Solving a recurrence relation with eigenvectors

Question

Suppose you are given a recurrence relation describing the gambler's ruin with absorbing states 0 and 100. The probability of winning is given by the recurrence relationship: $$P_{n}=\frac{1}{2}P_{n-1}+\frac{1}{2}P_{n+1}$$ with $P_{0}=0$ and $P_{100}=1$ Is there a way to solve this problem, i.e achieving state 100, with eigenvalues and matrices?

Answer 1

Write the recurrence as $$ P_{n+1} = 2P_{n}-P_{n-1} $$ Then $$ v_n=\begin{pmatrix} P_{n+1} \\ P_{n} \end{pmatrix} = \begin{pmatrix} 2&-1\\1&0\end{pmatrix} \begin{pmatrix} P_{n} \\ P_{n-1} \end{pmatrix} =Av_{n-1} $$ and so $$ v_n = A^n v_0 $$ Now write $A=QJQ^{-1}$ so that $A^n=QJ^nQ^{-1}$. Eigenvalues and eigenvectors enter here.

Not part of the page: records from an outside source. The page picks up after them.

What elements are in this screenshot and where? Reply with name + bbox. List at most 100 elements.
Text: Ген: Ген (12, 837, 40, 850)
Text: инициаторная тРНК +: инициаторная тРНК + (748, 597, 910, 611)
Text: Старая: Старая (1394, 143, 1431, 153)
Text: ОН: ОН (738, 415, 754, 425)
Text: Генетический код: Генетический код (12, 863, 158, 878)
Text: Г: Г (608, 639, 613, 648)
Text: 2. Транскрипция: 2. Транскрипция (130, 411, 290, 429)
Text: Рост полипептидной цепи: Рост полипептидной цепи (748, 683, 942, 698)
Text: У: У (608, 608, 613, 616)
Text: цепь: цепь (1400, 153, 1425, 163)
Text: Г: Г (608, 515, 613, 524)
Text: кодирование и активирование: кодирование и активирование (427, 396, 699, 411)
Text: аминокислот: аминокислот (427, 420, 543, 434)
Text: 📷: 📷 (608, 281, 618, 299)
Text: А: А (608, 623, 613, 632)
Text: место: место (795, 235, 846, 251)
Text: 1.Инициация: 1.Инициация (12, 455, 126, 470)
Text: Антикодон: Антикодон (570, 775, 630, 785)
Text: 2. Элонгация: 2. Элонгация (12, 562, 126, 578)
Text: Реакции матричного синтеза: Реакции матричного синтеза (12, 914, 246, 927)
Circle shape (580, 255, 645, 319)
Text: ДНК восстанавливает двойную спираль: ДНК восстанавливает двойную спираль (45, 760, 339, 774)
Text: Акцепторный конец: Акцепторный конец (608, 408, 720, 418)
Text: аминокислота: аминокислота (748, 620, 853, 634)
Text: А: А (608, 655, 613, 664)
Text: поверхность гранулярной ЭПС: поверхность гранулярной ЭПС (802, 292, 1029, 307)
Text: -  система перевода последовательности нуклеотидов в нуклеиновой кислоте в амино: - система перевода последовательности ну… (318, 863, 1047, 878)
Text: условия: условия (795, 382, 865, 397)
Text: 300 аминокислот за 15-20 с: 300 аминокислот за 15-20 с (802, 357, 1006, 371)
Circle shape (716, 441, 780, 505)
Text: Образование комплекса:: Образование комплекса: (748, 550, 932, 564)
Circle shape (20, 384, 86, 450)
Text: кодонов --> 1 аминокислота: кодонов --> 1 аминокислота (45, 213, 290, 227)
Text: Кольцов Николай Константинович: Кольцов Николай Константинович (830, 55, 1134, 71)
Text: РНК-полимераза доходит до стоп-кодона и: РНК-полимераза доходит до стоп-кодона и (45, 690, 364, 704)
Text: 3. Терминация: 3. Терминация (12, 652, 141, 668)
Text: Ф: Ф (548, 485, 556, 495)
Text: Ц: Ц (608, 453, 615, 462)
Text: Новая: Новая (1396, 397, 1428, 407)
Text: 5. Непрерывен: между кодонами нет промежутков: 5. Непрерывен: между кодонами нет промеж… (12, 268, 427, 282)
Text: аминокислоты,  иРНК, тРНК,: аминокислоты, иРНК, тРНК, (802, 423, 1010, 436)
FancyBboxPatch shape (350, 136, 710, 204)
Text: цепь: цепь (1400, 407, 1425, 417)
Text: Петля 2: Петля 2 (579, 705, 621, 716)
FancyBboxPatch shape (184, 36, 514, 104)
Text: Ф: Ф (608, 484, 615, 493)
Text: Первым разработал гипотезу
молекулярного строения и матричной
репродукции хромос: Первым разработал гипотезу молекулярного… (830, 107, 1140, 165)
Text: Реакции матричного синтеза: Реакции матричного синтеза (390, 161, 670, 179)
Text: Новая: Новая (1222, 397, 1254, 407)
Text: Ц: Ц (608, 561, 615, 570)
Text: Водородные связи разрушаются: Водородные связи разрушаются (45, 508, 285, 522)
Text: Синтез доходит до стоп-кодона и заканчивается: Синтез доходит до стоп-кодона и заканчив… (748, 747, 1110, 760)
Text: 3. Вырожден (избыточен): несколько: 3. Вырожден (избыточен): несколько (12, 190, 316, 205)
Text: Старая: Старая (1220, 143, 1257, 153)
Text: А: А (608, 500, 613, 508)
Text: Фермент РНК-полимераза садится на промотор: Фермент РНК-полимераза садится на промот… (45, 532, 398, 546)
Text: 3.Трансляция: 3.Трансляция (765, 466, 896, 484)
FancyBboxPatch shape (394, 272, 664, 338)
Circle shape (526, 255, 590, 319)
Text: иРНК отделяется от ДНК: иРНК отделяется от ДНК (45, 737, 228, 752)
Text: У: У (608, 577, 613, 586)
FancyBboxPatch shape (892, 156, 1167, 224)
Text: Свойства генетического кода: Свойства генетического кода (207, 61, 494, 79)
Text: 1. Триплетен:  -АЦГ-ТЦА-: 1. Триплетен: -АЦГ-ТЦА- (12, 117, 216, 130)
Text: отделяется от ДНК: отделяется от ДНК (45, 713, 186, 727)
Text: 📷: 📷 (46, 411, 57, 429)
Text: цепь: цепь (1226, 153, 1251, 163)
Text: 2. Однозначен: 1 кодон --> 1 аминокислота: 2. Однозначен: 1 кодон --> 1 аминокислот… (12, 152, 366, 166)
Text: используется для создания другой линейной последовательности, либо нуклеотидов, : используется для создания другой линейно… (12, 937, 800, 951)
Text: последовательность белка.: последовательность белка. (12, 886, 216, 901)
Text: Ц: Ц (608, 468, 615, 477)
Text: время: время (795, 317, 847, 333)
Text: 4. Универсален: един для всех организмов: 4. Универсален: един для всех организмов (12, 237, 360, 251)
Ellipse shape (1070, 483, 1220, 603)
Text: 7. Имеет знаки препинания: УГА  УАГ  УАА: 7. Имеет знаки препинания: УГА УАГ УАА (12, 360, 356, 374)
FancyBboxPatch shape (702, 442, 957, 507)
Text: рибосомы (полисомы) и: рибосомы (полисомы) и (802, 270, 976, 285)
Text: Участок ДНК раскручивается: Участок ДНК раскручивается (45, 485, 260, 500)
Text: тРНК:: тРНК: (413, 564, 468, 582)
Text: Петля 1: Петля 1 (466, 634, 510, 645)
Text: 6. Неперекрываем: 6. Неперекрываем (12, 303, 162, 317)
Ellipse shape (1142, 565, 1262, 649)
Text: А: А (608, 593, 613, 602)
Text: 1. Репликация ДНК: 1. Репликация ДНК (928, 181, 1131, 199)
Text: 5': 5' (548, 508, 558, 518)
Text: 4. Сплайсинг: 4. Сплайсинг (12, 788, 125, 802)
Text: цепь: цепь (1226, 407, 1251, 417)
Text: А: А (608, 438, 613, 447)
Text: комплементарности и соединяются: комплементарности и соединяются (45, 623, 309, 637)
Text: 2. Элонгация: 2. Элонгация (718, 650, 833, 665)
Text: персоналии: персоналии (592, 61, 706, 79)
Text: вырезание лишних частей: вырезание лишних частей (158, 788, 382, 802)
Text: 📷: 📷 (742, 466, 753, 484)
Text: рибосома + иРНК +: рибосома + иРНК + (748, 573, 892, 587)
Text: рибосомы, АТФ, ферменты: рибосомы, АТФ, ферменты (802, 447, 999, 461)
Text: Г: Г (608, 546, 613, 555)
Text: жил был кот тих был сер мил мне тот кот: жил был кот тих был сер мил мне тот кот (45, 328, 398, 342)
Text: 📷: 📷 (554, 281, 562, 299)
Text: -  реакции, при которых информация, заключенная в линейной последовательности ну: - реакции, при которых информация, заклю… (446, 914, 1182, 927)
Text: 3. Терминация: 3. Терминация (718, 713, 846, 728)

However, in this particular case it is easy to compute $A^n$ directly: $$ \begin{pmatrix} 2&-1\\1&0\end{pmatrix}^n = \begin{pmatrix} n+1&-n\\n&-(n-1)\end{pmatrix} $$ This gives $$ \begin{pmatrix} P_{n+1} \\ P_{n} \end{pmatrix} = \begin{pmatrix} n+1&-n\\n&-(n-1)\end{pmatrix} \begin{pmatrix} P_{1} \\ P_{0} \end{pmatrix} $$ Since $P_0=0$, we get $$ P_{n} = nP_1 $$